Bank of England governor Mark Carney just waded into the long campaign ahead of the UK’s referendum on EU membership, with a speech at Oxford University on Wednesday night.
Along with it, the BoE published its own 100-page analysis of how EU membership affects its operations as a central bank.
Earlier in the week, the UK’s Treasury Select Committee was promised a “yawner” of a speech by Carney. And of course, he didn’t openly back either side in the campaign.
Two phrases have been most clearly seized on from his comments. The first was his argument that “in some respects the UK is the leading beneficiary of the famous ‘Four Freedoms’ first set out in the 1957 Treaty of Rome.”
The second, shortly afterwards, was that “the EU has arguably bolstered [the UK’s economic dynamism] by establishing the world’s largest single market with free movement of goods, services, capital and labour.”
He didn’t pick a side, but his statements are hardly difficult to translate from cautious central bank-speak. There are dogs in the street that know Carney’s speech will come as a joy to pro-EU campaigners and a headache for the Brexit brigade.
Try to reverse one of those phrases — if Carney had said that the UK had been in some respects the biggest loser from the European Union’s set-up, would any number of further qualifications in the rest of the speech have made it significantly less anti-EU?
It may well be that the BoE’s intervention is a simple statement of the mainstream economic consensus — most economists I speak to seem to be thinking on roughly the same lines as Carney. The EU may need reforming and tweaking, but in general, it’s a good project and it’s worth working on it.
So perhaps it’s quite reasonable for the governor to intervene in that way, to simply state the facts as the Bank sees them. After all, an exit from the EU would almost certainly affect the Bank’s ability to meet its mandates for financial stability and inflation.
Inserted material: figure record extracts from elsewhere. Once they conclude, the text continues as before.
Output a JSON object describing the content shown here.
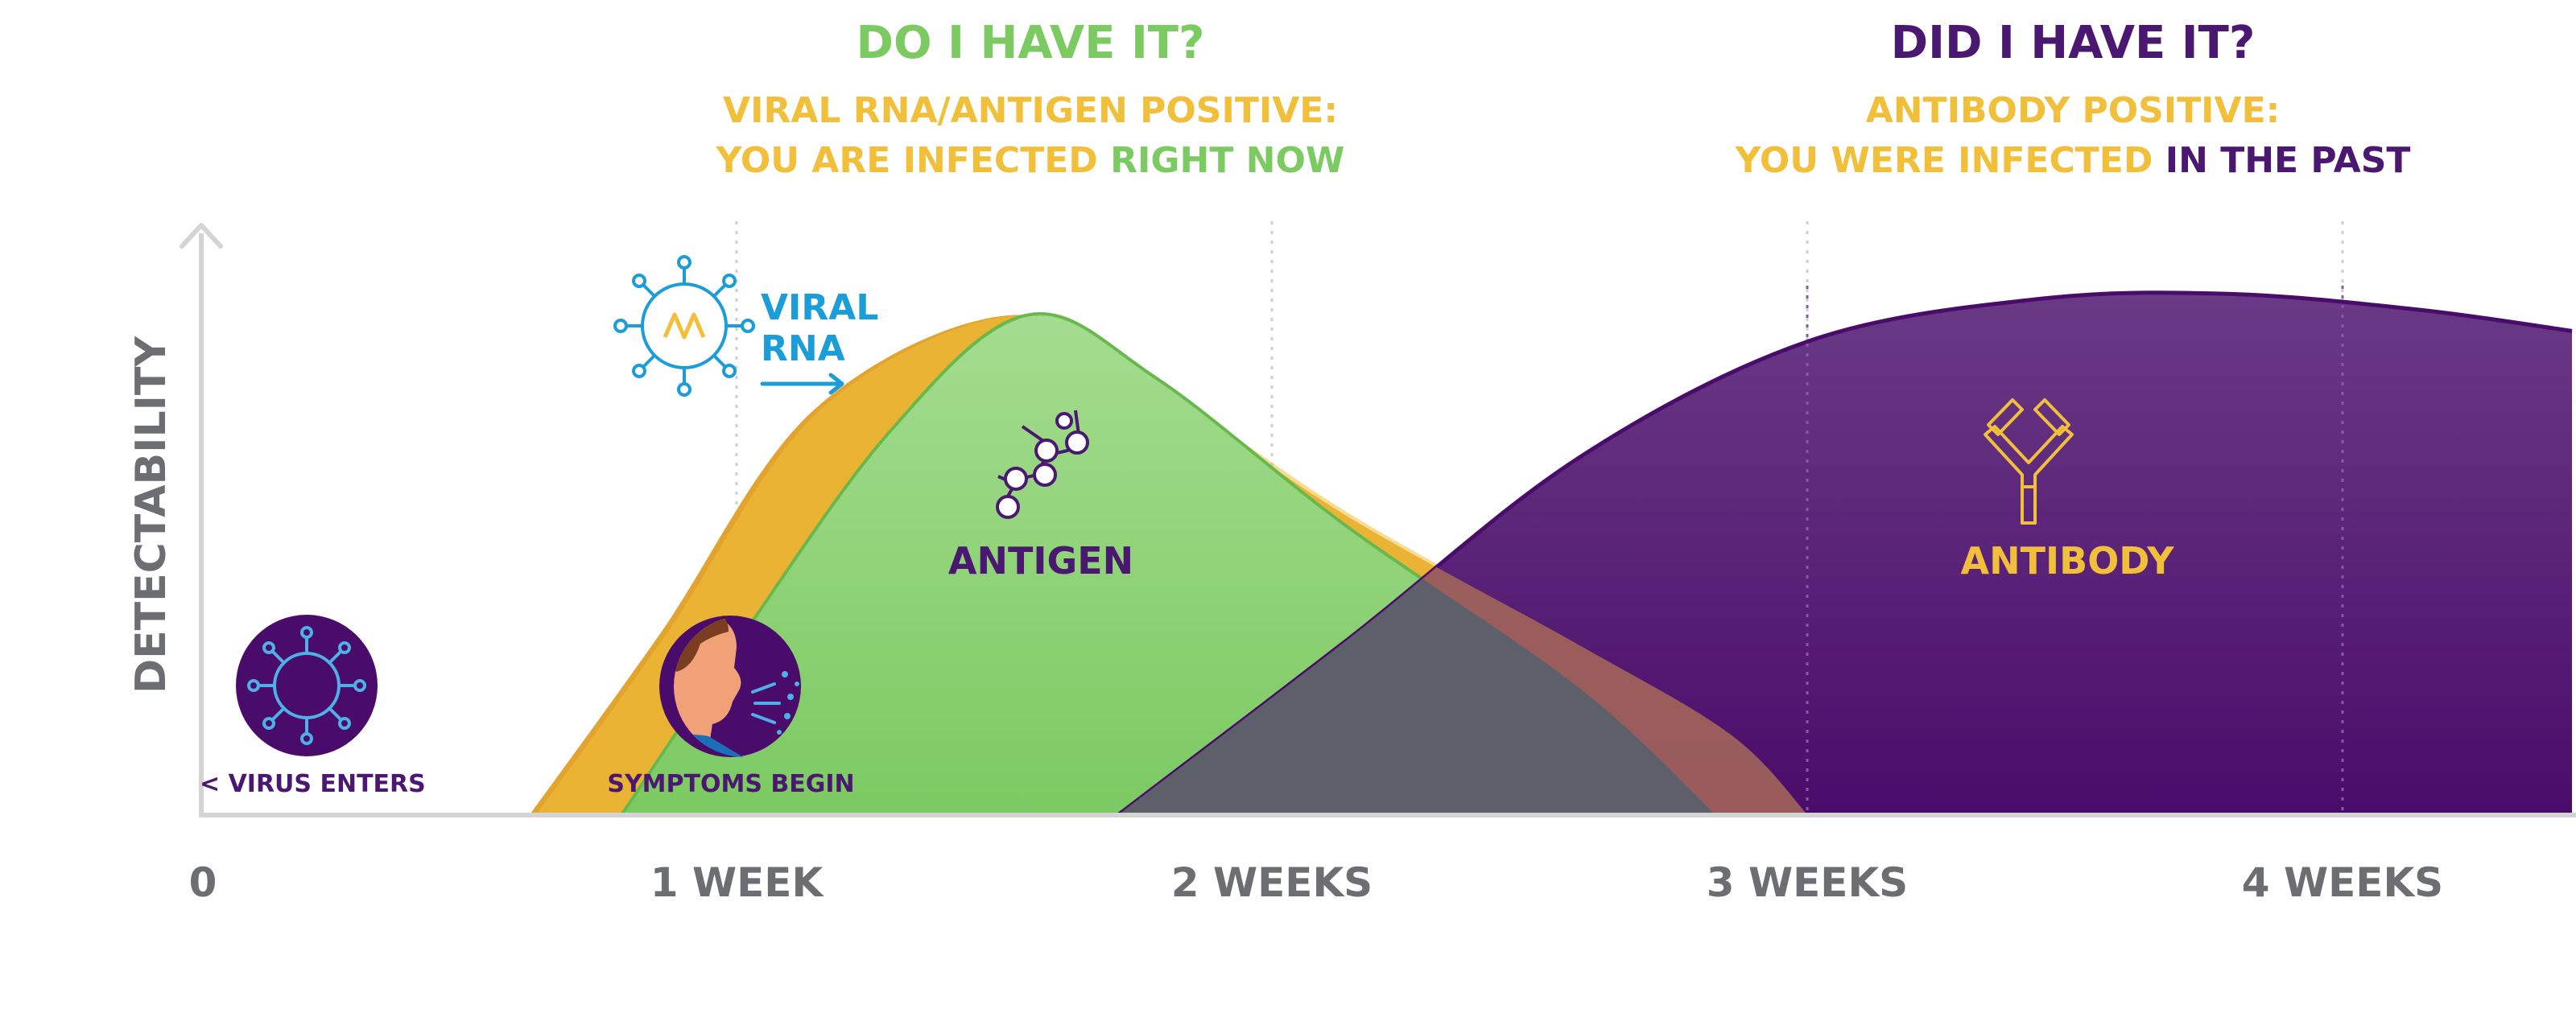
{
  "colors": {
    "green": "#7cca62",
    "green_light": "#a4dc8f",
    "green_edge": "#68b84e",
    "yellow": "#f2bf3a",
    "yellow_dark": "#e2a42e",
    "purple": "#4a0c6a",
    "purple_light": "#6a3a86",
    "purple_text": "#4a1870",
    "blue": "#1b9dd9",
    "gray_axis": "#d4d4d4",
    "gray_text": "#6d6e71",
    "overlap": "#5d5f6b",
    "overlap_tail": "#a2655a"
  },
  "headers": {
    "left_title": "DO I HAVE IT?",
    "left_sub1": "VIRAL RNA/ANTIGEN POSITIVE:",
    "left_sub2a": "YOU ARE INFECTED",
    "left_sub2b": "RIGHT NOW",
    "right_title": "DID I HAVE IT?",
    "right_sub1": "ANTIBODY POSITIVE:",
    "right_sub2a": "YOU WERE INFECTED",
    "right_sub2b": "IN THE PAST"
  },
  "annotations": {
    "virus_enters": "< VIRUS ENTERS",
    "symptoms_begin": "SYMPTOMS BEGIN",
    "viral_rna_line1": "VIRAL",
    "viral_rna_line2": "RNA",
    "antigen": "ANTIGEN",
    "antibody": "ANTIBODY"
  },
  "icons": {
    "virus_badge": "virus-icon",
    "symptoms_badge": "person-coughing-icon",
    "viral_rna": "virus-rna-icon",
    "antigen": "antigen-molecule-icon",
    "antibody": "antibody-y-icon",
    "rna_arrow": "arrow-right-icon"
  },
  "chart_data": {
    "type": "area",
    "ylabel": "DETECTABILITY",
    "xlabel": "",
    "x_ticks": [
      {
        "value": 0,
        "label": "0"
      },
      {
        "value": 7,
        "label": "1 WEEK"
      },
      {
        "value": 14,
        "label": "2 WEEKS"
      },
      {
        "value": 21,
        "label": "3 WEEKS"
      },
      {
        "value": 28,
        "label": "4 WEEKS"
      }
    ],
    "xlim": [
      0,
      31
    ],
    "ylim": [
      0,
      1
    ],
    "gridlines": "vertical dotted at each week",
    "events": [
      {
        "label": "< VIRUS ENTERS",
        "day": 0
      },
      {
        "label": "SYMPTOMS BEGIN",
        "day": 7
      }
    ],
    "series": [
      {
        "name": "VIRAL RNA",
        "points": [
          [
            4.3,
            0
          ],
          [
            6,
            0.34
          ],
          [
            8,
            0.76
          ],
          [
            10.6,
            0.94
          ],
          [
            12.5,
            0.8
          ],
          [
            15,
            0.56
          ],
          [
            18,
            0.32
          ],
          [
            20,
            0.15
          ],
          [
            21,
            0
          ]
        ]
      },
      {
        "name": "ANTIGEN",
        "points": [
          [
            5.5,
            0
          ],
          [
            7,
            0.32
          ],
          [
            9,
            0.72
          ],
          [
            10.8,
            0.94
          ],
          [
            12.5,
            0.82
          ],
          [
            15,
            0.54
          ],
          [
            18,
            0.24
          ],
          [
            19.8,
            0
          ]
        ]
      },
      {
        "name": "ANTIBODY",
        "points": [
          [
            12,
            0
          ],
          [
            15,
            0.33
          ],
          [
            18,
            0.67
          ],
          [
            21,
            0.89
          ],
          [
            24,
            0.97
          ],
          [
            26.5,
            0.98
          ],
          [
            29,
            0.95
          ],
          [
            31,
            0.91
          ]
        ]
      }
    ]
  }
}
But his speech undoubtedly does more to give the “In” campaign a boost. IHS Insight’s chief UK economist Howard Archer says his “strong suspicion is that the pro-EU membership camp will find more to grab hold of and champion than the Out camp.”
Indeed, a quick look at the headlines online this morning shows that’s true. Here’s are some of the headlines that major UK news producers went for, with are overwhelmingly better for the pro-EU than anti-EU camp:
- Sky News: Carney: EU Has Made UK ‘Dynamic And Stronger’
- The Independent: EU membership ‘has boosted Britain’s economy,’ says Mark Carney
- Reuters: Bank of England’s Carney stresses EU’s boost to UK economy
- The Guardian: EU has made UK economy more dynamic, says Bank of England chief
- The Times: Europe has made Britain richer, says Carney
- Financial Times: Carney backs Britain’s EU membership
- BBC News: Bank of England says EU makes UK economy more dynamic
- The Mirror: Bank of England Governor says EU membership has increased ‘openness and dynamism’ of our economy
There are two headlines that are not straightforwardly positive, but not really entirely negative either
- The Daily Telegraph: UK must secure safeguards against further eurozone integration, warns Mark Carney
- The Daily Mail seems to have more than one, with “Bank chief Mark Carney says ‘Don’t let euro rescue hurt UK’,” and “Bank of England governor Mark Carney sets out the pros and cons of Brussels,” as well as the Reuters headline listed above.
Only the Sun seems to go with an outright negative (and relatively misleading) option with “EU club puts UK in peril” as their top line.
Carney hasn’t matched what Nick Macpherson, the chief civil servant at the Treasury, did over the Scottish independence referendum. Macpherson intervened during the campaign period, publishing his own damning analysis of Scotland’s capacity to forge a successful currency union with the UK should it have become independent.
He was criticised after the referendum and the House of Commons Public Administration Committee ruled that the advice should have been kept confidential.
Carney likely won’t receive the same treatment — and like Macpherson he may well be completely correct in his facts. But he shouldn’t kid himself that he’s not helping out either side in the coming referendum.